Within the first year of my life I had small cross scars on my ankles I’ve been told that they were needed because of the cut down that was necessary. Cut down what that meant I still don’t know. What I do know is that was just the beginning of my scars. I have about ten scars on my legs and all of them are different shapes and sizes. They occurred to foster one common goal and that was for me to walk without the need for leg braces. As the years went by feelings about my scars would change. At times they were cool because I had better scars than all the boys. I was able to freak my older sister out by making her look at them when they were new. Then they were not so cool any more. I found myself hiding them from the world. My legs were bony, skinny, and scarred because of all of the surgeries. The interesting thing about my insecurities was that when I was made fun of it was usually about not having arms. Finally as I ended my teen years I shredded my insecurity of my legs and embraced the scars that gave me the strength to walk on my own. In my early twenties I was offered the chance to cover my scars through plastic surgery and I said no. These scars were a part of me and I was not hiding a piece of myself again.
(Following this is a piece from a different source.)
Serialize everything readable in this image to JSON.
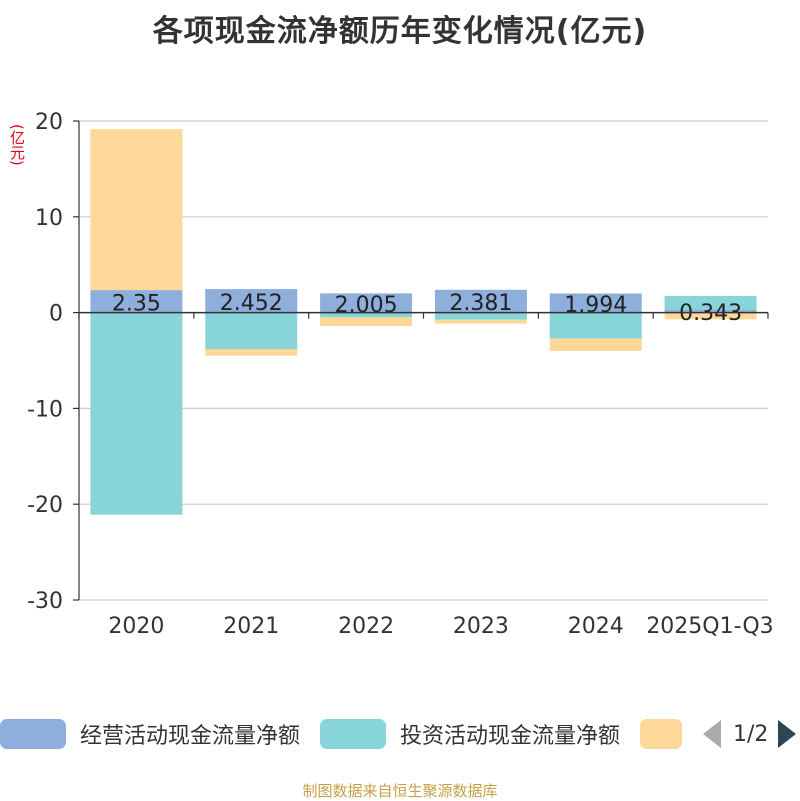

About 2 and a half years ago I decided to make a mark on my body of my own choosing. I was about to get my first tattoo. Some people supported me, some did not and others did not understand why. The WHY was empowering. Throughout my childhood scars were left on my legs by others. Truly, I was never asked do you want the surgeries that will leave scars on your body but I never said no either. I wanted to walk and that was the only thought. This tattoo would be the first time that I requested a mark on my body of my own free will and had nothing to do with being able to walk for the first time in my life. It was my choice and that was powerful. This past weekend I received my second tattoo. It was still about my choice and it represented me taking back my body. The tattoo sits right next to one of the scars and now when you look at my leg you first see a mark that I choose and then the scar. interestingly, while getting the second tattoo the feel and the vibration of the needles reminded me of getting my casts removed as a child. That process was scary and sometimes painful. Now I have a new memory that was about choice that was not frightening or painful. It was EMPOWERING!
As a woman with a disability this chosen body transformation has been an amazing experience. Will I choose more tattoos in the future or will I again be scarred to continue my walking I do not know only time will tell.